Buildings.HeatTransfer.Convection.Interior

Information

• If conMod= Buildings.HeatTransfer.Types.InteriorConvection.Fixed, then the convective heat transfer coefficient is set to the value specified by the parameter hFixed.

• If conMod= Buildings.HeatTransfer.Types.InteriorConvection.Temperature, then the convective heat tranfer coefficient is a function of the temperature difference.

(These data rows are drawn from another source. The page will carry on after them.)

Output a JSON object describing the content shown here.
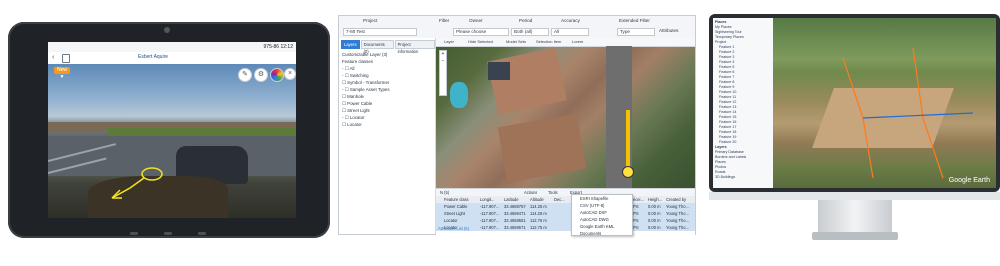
{
  "tablet": {
    "time": "975-86 12:12",
    "app_title": "Esbert Aquire",
    "tag_label": "New ▼",
    "icons": [
      "edit-icon",
      "settings-icon",
      "palette-icon",
      "close-icon"
    ]
  },
  "desktop": {
    "header": {
      "project_label": "Project",
      "project_value": "7-Mt Test",
      "filter_label": "Filter",
      "owner_label": "Owner",
      "owner_value": "Please choose",
      "period_label": "Period",
      "period_value": "Both (all)",
      "accuracy_label": "Accuracy",
      "accuracy_value": "All",
      "extended_filter_label": "Extended Filter",
      "type_value": "Type",
      "attributes_label": "Attributes"
    },
    "tabs": [
      "Layers",
      "Documents (0)",
      "Project information"
    ],
    "tree": [
      "Customizable Layer (3)",
      "Feature classes",
      "- ☐ All",
      "  - ☐ Switching",
      "     ☐ Symbol - Transformer",
      "  - ☐ Sample Asset Types",
      "     ☐ Manhole",
      "     ☐ Power Cable",
      "     ☐ Street Light",
      "  - ☐ Locator",
      "     ☐ Locator"
    ],
    "map_toolbar": [
      "Layer",
      "Hide Selected",
      "Model Sets",
      "Selection Item",
      "Lorem"
    ],
    "table": {
      "summary": "N (5)",
      "buttons": [
        "Actions",
        "Tools",
        "Export"
      ],
      "columns": [
        "Feature class",
        "Longit...",
        "Latitude",
        "Altitude",
        "Dec...",
        "Accu...",
        "Recei...",
        "Heigh...",
        "Created by"
      ],
      "rows": [
        [
          "Power Cable",
          "-117.907...",
          "33.4659757",
          "114.25 m",
          "",
          "0.05 ...",
          "GPS",
          "0.00 m",
          "Young Tho..."
        ],
        [
          "Street Light",
          "-117.907...",
          "33.4659471",
          "114.28 m",
          "",
          "0.05 ...",
          "GPS",
          "0.00 m",
          "Young Tho..."
        ],
        [
          "Locator",
          "-117.907...",
          "33.4659551",
          "112.76 m",
          "",
          "0.05 ...",
          "GPS",
          "0.00 m",
          "Young Tho..."
        ],
        [
          "Locator",
          "-117.907...",
          "33.4659571",
          "112.75 m",
          "",
          "0.05 ...",
          "GPS",
          "0.00 m",
          "Young Tho..."
        ]
      ],
      "footer": "Attributes List (5)"
    },
    "export_menu": [
      "ESRI Shapefile",
      "CSV (UTF-8)",
      "AutoCAD DXF",
      "AutoCAD DWG",
      "Google Earth KML",
      "Documents"
    ]
  },
  "monitor": {
    "sidebar_items": [
      "Places",
      "My Places",
      "Sightseeing Tour",
      "Temporary Places",
      "Project",
      "Feature 1",
      "Feature 2",
      "Feature 3",
      "Feature 4",
      "Feature 5",
      "Feature 6",
      "Feature 7",
      "Feature 8",
      "Feature 9",
      "Feature 10",
      "Feature 11",
      "Feature 12",
      "Feature 13",
      "Feature 14",
      "Feature 15",
      "Feature 16",
      "Feature 17",
      "Feature 18",
      "Feature 19",
      "Feature 20",
      "Layers",
      "Primary Database",
      "Borders and Labels",
      "Places",
      "Photos",
      "Roads",
      "3D Buildings"
    ],
    "watermark": "Google Earth"
  }
}
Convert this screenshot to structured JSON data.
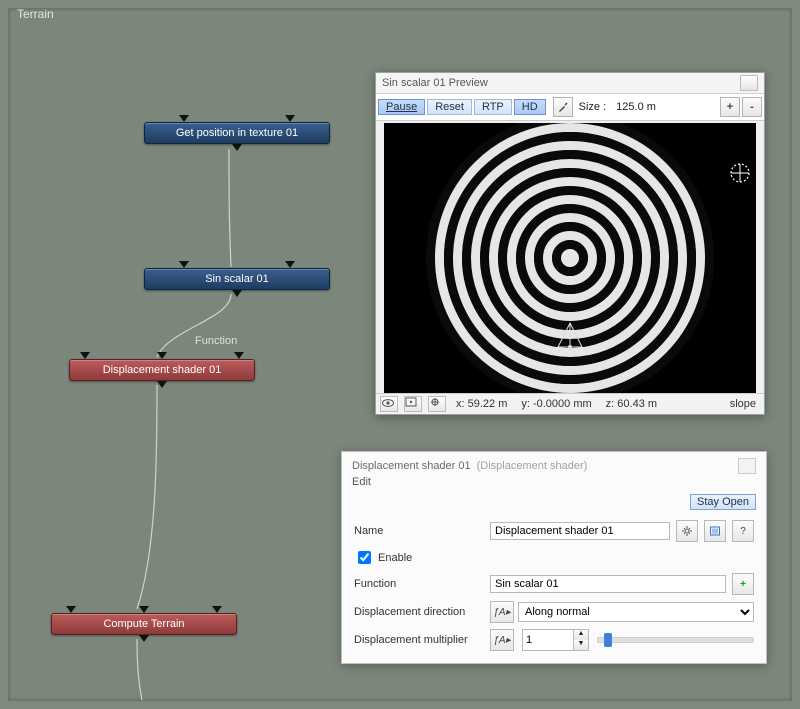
{
  "frame_title": "Terrain",
  "nodes": {
    "get_pos": {
      "label": "Get position in texture 01"
    },
    "sin": {
      "label": "Sin scalar 01"
    },
    "disp": {
      "label": "Displacement shader 01"
    },
    "compute": {
      "label": "Compute Terrain"
    }
  },
  "edges": {
    "function_label": "Function"
  },
  "preview": {
    "title": "Sin scalar 01 Preview",
    "toolbar": {
      "pause": "Pause",
      "reset": "Reset",
      "rtp": "RTP",
      "hd": "HD",
      "size_label": "Size :",
      "size_value": "125.0 m",
      "plus": "+",
      "minus": "-"
    },
    "status": {
      "x": "x: 59.22 m",
      "y": "y: -0.0000 mm",
      "z": "z: 60.43 m",
      "slope": "slope"
    }
  },
  "panel": {
    "title": "Displacement shader 01",
    "type": "(Displacement shader)",
    "menu_edit": "Edit",
    "stay_open": "Stay Open",
    "name_label": "Name",
    "name_value": "Displacement shader 01",
    "enable_label": "Enable",
    "enable_checked": true,
    "function_label": "Function",
    "function_value": "Sin scalar 01",
    "dir_label": "Displacement direction",
    "dir_value": "Along normal",
    "mult_label": "Displacement multiplier",
    "mult_value": "1",
    "help_q": "?"
  }
}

The convective heat flux is computed using
  
  • for floors the function Buildings.HeatTransfer.Convection.Functions.HeatFlux.floor
  • for ceilings the function Buildings.HeatTransfer.Convection.Functions.HeatFlux.ceiling
  • for walls the function Buildings.HeatTransfer.Convection.Functions.HeatFlux.wall

Parameters

Type	Name	Default	Description
Area	A		Heat transfer area [m2]
CoefficientOfHeatTransfer	hFixed	3	Constant convection coefficient [W/(m2.K)]
Angle	til		Surface tilt [rad]
InteriorConvection	conMod	Buildings.HeatTransfer.Types...	Convective heat transfer model
Initialization
TemperatureDifference	dT.start	0	= solid.T - fluid.T [K]
Advanced
Boolean	homotopyInitialization	true	= true, use homotopy method

Connectors

Type	Name	Description
HeatPort_a	solid
HeatPort_b	fluid

Modelica definition

model Interior 
  "Model for a interior (room-side) convective heat transfer"
  extends Buildings.HeatTransfer.Convection.BaseClasses.PartialConvection;

  parameter Buildings.HeatTransfer.Types.InteriorConvection conMod=
    Buildings.HeatTransfer.Types.InteriorConvection.Fixed 
    "Convective heat transfer model";
  parameter Boolean homotopyInitialization = true "= true, use homotopy method";
protected 
  constant Modelica.SIunits.Temperature dT0 = 2 
    "Initial temperature used in homotopy method";
equation 
  if (conMod == Buildings.HeatTransfer.Types.InteriorConvection.Fixed) then
    q_flow = hFixed * dT;
  else
    // Even if hCon is a step function with a step at zero,
    // the product hCon*dT is differentiable at zero with
    // a continuous first derivative
    if homotopyInitialization then
      if isCeiling then
         q_flow = homotopy(actual=Buildings.HeatTransfer.Convection.Functions.HeatFlux.ceiling(dT=dT),
                    simplified=dT/dT0*Buildings.HeatTransfer.Convection.Functions.HeatFlux.ceiling(dT=dT0));
      elseif isFloor then
         q_flow = homotopy(actual=Buildings.HeatTransfer.Convection.Functions.HeatFlux.floor(dT=dT),
                    simplified=dT/dT0*Buildings.HeatTransfer.Convection.Functions.HeatFlux.floor(dT=dT0));
      else
         q_flow = homotopy(actual=Buildings.HeatTransfer.Convection.Functions.HeatFlux.wall(dT=dT),
                    simplified=dT/dT0*Buildings.HeatTransfer.Convection.Functions.HeatFlux.wall(dT=dT0));
      end if;
    else
      if isCeiling then
         q_flow = Buildings.HeatTransfer.Convection.Functions.HeatFlux.ceiling(dT=dT);
      elseif isFloor then
         q_flow = Buildings.HeatTransfer.Convection.Functions.HeatFlux.floor(dT=dT);
      else
         q_flow = Buildings.HeatTransfer.Convection.Functions.HeatFlux.wall(dT=dT);
      end if;
    end if;

  end if;

end Interior;